SUMÁRIO
O presente conto pretende uma análise sociológica e psicológica, ontológica e antológica do fenômeno "a gótica e a coleira", no contexto da emancipação feminina e seus reflexos e consequências.
SUMMARY
The present tale wants a sociological and psychological, ontological and antological analysis about the phenomenon "The gothic girl and the collar (for animals)", in the context of female emancipation and its reflexs and aftermths.

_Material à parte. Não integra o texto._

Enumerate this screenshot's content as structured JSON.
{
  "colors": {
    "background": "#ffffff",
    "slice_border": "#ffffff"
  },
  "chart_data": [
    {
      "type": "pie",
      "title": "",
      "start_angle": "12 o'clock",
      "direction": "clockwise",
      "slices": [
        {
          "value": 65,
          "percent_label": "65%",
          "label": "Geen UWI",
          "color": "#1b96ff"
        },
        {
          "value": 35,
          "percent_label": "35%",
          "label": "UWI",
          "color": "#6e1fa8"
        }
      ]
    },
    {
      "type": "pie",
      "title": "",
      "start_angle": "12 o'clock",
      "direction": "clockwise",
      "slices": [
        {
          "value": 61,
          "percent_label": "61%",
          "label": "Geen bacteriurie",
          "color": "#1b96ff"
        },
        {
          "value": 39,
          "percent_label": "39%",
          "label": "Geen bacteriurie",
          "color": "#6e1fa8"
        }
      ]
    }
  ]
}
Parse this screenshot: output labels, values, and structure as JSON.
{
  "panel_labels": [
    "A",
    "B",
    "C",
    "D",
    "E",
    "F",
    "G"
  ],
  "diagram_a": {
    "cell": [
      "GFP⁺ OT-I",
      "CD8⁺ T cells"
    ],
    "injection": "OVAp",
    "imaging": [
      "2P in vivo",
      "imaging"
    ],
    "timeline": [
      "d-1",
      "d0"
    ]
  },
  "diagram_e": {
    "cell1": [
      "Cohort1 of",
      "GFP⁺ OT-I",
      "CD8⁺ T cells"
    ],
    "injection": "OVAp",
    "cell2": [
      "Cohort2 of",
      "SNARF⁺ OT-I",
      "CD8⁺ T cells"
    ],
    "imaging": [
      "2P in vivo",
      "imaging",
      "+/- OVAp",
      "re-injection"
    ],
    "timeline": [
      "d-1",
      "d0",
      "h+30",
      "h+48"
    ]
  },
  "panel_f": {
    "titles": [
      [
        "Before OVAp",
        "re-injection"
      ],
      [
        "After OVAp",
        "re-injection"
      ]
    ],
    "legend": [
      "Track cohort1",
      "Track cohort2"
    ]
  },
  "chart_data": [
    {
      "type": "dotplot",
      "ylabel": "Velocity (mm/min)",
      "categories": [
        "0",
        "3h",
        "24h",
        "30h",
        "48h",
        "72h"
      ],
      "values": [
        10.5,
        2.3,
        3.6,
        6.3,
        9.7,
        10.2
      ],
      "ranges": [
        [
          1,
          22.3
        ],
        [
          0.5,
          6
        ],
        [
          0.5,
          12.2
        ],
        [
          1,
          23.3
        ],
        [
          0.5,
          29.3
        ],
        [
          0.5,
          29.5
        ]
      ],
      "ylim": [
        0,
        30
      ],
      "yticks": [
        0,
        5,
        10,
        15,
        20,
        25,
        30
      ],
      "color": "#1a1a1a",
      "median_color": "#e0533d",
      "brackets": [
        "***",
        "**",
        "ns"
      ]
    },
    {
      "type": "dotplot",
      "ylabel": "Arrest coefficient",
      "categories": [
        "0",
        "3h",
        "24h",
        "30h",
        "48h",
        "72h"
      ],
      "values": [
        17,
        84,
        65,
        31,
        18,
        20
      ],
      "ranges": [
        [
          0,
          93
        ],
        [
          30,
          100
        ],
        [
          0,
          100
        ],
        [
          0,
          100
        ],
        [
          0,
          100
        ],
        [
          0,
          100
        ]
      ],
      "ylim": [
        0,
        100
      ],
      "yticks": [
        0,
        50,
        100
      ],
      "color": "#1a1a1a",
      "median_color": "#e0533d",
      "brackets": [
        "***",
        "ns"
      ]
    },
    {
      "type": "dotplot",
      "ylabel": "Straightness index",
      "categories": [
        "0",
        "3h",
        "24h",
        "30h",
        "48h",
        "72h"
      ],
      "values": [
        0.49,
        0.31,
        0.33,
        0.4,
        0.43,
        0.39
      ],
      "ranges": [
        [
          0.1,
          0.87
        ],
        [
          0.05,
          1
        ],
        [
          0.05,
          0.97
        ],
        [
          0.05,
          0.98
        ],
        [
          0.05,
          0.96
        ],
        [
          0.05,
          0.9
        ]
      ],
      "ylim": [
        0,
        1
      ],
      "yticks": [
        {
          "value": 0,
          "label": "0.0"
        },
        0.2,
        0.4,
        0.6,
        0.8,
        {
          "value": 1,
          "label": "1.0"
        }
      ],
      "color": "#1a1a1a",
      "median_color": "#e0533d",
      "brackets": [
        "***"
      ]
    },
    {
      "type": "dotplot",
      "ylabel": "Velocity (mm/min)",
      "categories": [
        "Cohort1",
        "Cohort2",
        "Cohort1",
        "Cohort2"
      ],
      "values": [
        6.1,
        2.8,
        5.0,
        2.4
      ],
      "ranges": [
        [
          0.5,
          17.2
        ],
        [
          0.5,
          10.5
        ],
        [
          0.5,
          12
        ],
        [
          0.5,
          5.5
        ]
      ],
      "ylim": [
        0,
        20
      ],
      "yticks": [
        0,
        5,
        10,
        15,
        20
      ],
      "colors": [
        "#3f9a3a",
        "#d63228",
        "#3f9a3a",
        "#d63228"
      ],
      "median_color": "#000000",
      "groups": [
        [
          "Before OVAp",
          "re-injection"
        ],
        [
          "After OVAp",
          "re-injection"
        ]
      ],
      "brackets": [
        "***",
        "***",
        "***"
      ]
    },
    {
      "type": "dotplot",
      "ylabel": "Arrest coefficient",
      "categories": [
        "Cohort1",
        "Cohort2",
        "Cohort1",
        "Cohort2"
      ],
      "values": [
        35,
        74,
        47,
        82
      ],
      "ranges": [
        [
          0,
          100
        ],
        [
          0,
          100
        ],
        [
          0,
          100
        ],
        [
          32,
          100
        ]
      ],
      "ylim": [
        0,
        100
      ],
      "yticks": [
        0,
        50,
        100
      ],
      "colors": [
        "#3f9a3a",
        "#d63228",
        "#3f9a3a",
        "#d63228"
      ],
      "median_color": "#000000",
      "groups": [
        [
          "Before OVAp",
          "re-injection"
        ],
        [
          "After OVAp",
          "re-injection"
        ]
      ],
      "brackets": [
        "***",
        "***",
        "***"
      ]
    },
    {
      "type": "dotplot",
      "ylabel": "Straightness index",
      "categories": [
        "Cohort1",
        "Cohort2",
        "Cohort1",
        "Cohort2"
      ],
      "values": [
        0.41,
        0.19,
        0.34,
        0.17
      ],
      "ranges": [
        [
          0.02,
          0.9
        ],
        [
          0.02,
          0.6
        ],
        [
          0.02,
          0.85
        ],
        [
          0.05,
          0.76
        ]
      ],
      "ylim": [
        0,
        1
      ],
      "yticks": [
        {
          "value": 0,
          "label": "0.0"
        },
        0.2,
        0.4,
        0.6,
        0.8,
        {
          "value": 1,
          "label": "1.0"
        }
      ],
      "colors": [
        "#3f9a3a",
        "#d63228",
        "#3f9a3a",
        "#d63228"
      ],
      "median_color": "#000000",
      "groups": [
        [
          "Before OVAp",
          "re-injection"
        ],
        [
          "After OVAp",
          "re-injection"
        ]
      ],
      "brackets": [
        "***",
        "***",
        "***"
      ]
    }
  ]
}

Na manhã cinzenta de sábado, após a chuva inesperada da
madrugada, num alvorecer brumoso, Nightspirit e Graveflower encontraram-se no
acolhedor dia nublado para uma caminhada tranquila rumo à Praça
da Liberdade. Não que tivessem acabado de se encontrar! Na verdade, passaram
a noite juntos, sob os lençóis, e agora o calor humano é
que provia o aquecimentos básico nessa manhã assim gélida.
Nightspirit (o Nachtgeist ou ainda Roger) esperara pacientemente Graveflower,
enquanto ela se vestia no toalete, a folhear um livro, junto a cabeceira da
cama. "Dicionário de Suicidas Ilustres", de J. Toledo,
Editora Record, especialmente no verbete "Anna Karenina", emocionado
ele, ainda que a tratar-se de uma personagem literária (Mas quantas personagens
literárias não se mostram mais vivas e palpitantes que os seres
humanos de carne e osso ao nosso redor!) Assim, Nightspirit sofria com as traições
de Anna Karenina, que traia seu Karenin com o oficial Vronski, até sua
morte sob as rodas de um trem! Nisso, a bela Graveflower (ou Alice) saiu do
toalete, fechando a bolsa de couro negra e a conferir se nada esquecera.
Trocaram um olhar e ouviu-se um tilintar de correntes. "Estou pronta, meu
bem.", ela disse, e ali ficou, à disposição dele,
ali todo arrumado, pois os homens sempre se aprontam primeiro, e ela nada mais
exigia. "Estou pronta", ela ainda repetiu, e ele se levantou. Em suas
mãos, a origem do tilintar metálico: uma corrente de coleira.
Aproximou-se, cuidadoso a atar o apetrecho no pescoço alvo e delicado
de sua amada.
Uma coleira?!, se espantam os leitores. Realmente, ela, Alice, ou Graveflower
('flor da sepultura', em tradução livre) ali estava à espera
de sua agora inseparável coleira. Presente do Nightspirit, obviamente.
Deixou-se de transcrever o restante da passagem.